Tra CIG e articolo 18: fatti, non parole - di Riccardo Chiari

“Non scioperiamo per il gusto di farlo”. Lo ripete sempre Susanna Camusso, mentre passa da una fabbrica in crisi all’altra, parlando agli operai ai cancelli di stabilimenti semichiusi, abbandonati dagli industriali italiani o dalla multinazionale di turno. La necessità dello sciopero generale, messo in agenda da una Cgil che in parallelo chiama il governo a dare risposte, sta nella realistica radiografia fatta dalla segretaria generale in San Giovanni. Un paese con un quadro imprenditoriale disastroso. Con una disoccupazione giovanile altissima e con un tasso generale che, nonostante un lieve aumento degli occupati (82mila), a settembre è risalito al 12,6%. Sono dati dell’Istat, pronta anche a segnalare che oggi le persone in cerca di lavoro sono 3.236.000, il numero più alto dal 2004.
A fronte di numeri che parlano da sé, c’è l’assenza da parte del governo Renzi di una strategia d’azione che individui le priorità sul duplice binario di un piano di investimenti per far ripartire le produzioni, e di un piano del lavoro - qualificato e tutelato - per i giovani. Del resto cosa aspettarsi da un premier che attacca l’articolo 18 e parla di “un posto fisso che non esiste più”, quando i tempi indeterminati, pieni o parziali, sono 15 milioni?
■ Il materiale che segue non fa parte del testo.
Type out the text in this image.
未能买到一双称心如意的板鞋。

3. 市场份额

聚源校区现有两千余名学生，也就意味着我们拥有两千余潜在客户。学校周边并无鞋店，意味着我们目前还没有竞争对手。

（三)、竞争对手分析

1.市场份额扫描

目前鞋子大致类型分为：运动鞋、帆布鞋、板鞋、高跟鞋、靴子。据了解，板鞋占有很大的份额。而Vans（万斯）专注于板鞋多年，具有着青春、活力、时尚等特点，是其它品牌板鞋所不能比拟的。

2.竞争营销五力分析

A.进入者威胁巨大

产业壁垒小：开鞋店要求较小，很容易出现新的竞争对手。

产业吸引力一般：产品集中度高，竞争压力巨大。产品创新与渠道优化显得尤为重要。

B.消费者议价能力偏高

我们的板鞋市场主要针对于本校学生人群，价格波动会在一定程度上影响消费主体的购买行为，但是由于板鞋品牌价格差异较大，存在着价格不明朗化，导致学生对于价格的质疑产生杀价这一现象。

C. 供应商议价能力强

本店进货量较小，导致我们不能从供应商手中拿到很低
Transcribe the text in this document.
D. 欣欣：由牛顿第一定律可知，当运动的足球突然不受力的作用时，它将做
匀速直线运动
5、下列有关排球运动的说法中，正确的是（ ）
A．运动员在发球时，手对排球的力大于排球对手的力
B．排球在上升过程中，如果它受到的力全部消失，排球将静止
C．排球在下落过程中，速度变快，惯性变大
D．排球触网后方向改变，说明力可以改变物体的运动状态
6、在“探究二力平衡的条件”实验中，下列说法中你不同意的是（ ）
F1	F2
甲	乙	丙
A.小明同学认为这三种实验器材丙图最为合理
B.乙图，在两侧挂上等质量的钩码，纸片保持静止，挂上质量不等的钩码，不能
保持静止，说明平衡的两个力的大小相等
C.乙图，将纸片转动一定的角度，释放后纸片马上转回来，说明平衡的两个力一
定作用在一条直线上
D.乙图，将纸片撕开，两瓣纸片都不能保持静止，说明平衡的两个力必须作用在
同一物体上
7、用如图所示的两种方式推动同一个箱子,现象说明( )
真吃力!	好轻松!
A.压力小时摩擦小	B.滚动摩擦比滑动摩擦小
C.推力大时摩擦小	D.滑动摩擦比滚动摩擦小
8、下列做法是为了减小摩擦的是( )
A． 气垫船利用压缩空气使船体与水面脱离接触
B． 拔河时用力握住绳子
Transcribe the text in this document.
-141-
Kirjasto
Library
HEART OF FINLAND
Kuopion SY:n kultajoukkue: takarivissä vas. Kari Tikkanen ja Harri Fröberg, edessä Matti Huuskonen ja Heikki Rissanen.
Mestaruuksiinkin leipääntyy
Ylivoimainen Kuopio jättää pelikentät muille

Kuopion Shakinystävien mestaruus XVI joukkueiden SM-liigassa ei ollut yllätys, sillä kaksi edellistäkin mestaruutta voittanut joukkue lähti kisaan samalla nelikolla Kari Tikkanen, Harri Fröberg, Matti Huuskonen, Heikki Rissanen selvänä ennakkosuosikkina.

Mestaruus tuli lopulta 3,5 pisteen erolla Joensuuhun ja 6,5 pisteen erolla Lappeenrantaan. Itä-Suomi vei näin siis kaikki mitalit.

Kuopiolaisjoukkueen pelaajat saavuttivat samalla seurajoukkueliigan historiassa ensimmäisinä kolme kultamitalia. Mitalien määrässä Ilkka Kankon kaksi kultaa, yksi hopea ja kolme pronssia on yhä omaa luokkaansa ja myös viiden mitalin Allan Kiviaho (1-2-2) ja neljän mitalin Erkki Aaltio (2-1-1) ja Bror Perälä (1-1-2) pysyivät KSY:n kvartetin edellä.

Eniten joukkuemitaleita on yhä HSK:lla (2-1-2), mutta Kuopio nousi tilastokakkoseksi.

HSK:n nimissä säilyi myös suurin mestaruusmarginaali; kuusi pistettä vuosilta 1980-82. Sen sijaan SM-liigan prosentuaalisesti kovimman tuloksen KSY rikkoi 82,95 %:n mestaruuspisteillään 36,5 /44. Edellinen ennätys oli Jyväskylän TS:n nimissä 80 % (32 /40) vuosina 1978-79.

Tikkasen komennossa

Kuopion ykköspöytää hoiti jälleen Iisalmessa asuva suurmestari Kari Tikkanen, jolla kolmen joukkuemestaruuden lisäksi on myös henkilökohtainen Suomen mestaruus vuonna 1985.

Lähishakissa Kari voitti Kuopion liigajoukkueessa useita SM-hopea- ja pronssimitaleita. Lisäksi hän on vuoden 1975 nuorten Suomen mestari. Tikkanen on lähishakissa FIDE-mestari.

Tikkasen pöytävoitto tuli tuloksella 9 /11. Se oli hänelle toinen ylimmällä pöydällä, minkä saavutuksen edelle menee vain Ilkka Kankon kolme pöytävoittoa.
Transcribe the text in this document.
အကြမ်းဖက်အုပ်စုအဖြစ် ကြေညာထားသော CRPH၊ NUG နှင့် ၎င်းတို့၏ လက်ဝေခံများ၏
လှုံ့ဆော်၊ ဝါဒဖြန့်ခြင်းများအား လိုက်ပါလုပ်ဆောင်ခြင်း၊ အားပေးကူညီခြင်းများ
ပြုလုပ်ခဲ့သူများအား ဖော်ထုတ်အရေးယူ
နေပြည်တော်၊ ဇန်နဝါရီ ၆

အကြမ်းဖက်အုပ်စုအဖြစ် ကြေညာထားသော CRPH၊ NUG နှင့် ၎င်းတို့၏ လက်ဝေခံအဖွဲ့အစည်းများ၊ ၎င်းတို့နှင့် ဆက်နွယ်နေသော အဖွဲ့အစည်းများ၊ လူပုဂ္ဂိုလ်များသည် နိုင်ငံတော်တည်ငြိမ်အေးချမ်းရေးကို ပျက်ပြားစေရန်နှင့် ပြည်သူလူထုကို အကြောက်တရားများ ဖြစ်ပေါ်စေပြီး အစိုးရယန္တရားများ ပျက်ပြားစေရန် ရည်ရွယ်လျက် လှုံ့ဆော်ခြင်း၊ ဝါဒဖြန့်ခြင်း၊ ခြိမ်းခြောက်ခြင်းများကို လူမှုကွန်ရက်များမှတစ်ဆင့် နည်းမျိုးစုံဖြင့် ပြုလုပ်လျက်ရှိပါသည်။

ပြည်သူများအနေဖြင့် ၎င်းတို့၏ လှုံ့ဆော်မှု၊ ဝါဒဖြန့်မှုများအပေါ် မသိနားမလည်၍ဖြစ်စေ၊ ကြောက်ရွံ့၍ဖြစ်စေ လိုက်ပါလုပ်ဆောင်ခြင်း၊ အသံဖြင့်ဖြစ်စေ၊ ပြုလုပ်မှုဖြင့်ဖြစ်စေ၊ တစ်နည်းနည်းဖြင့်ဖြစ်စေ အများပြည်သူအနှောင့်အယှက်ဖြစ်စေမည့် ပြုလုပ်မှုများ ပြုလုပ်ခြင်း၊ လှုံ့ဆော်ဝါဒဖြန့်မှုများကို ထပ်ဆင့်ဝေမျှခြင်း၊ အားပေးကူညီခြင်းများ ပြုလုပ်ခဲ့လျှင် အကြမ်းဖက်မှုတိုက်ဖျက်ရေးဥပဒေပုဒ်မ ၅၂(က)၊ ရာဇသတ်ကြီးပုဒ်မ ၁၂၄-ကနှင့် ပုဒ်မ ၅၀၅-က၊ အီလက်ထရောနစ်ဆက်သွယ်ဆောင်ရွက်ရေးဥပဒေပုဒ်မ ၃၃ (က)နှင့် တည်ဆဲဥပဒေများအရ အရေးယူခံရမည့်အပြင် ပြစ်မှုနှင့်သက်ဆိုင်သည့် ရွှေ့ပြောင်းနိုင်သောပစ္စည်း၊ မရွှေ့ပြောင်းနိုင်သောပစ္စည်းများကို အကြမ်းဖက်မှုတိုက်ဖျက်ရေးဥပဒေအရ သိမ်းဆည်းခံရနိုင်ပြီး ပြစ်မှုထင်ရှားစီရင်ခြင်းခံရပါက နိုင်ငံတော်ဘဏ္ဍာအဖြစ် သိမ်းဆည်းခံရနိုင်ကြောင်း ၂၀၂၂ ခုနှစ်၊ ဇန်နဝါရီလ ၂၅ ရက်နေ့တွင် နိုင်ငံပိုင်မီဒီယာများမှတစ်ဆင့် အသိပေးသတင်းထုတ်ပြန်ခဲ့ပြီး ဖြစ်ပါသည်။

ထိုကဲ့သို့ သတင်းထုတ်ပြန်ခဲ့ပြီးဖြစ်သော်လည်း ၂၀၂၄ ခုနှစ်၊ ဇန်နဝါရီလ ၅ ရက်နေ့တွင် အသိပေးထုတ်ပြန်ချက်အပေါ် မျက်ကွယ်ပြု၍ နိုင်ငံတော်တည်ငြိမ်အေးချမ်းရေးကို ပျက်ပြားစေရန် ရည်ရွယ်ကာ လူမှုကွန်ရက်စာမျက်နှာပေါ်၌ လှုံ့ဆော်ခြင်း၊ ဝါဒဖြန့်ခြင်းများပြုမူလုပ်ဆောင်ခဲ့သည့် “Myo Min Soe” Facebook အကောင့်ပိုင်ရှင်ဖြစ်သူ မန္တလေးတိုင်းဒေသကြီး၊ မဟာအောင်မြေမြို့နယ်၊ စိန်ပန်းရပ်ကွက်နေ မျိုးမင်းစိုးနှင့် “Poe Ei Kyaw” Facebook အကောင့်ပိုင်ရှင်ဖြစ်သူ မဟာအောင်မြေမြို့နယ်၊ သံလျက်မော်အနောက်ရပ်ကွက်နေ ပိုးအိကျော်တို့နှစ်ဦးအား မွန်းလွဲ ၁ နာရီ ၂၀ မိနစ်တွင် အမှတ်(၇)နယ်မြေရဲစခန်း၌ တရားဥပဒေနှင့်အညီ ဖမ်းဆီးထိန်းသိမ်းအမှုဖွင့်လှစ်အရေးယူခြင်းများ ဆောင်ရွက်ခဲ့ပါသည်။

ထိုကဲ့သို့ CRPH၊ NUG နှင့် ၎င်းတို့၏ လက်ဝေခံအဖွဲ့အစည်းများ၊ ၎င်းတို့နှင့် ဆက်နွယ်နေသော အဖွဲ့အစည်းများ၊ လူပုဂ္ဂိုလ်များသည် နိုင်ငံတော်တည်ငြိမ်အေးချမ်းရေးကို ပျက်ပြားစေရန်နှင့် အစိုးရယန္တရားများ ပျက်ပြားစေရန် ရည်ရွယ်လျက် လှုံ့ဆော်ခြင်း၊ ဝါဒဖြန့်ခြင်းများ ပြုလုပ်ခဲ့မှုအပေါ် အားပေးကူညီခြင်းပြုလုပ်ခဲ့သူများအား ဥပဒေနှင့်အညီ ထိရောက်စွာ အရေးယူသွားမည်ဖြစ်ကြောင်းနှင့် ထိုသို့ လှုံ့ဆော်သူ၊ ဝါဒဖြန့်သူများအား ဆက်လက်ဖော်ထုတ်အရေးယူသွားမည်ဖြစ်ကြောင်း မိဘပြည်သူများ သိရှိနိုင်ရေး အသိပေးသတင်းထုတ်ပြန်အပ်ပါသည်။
E come giudicare le risibili risposte del governo di fronte alle elaborazioni su dati Inps che raccontano di come a settembre si sia verificata la salita (ennesima) delle ore di cig richieste (104 milioni, +43,86%), con più di un milione di lavoratori in cig nel 2014, di cui più della metà (525.000) a zero ore? “Visti i dati - tira le somme Serena Sorrentino - ci chiediamo come possa il governo stimare in 1,5 miliardi la spesa prevista nella legge di stabilità per finanziare politiche attive e passive, e come si potrà gestire la crisi se con il jobs act, anziché estenderle, si pensa di ridurre coperture di cig e cassa straordinaria”. Fatti, non parole.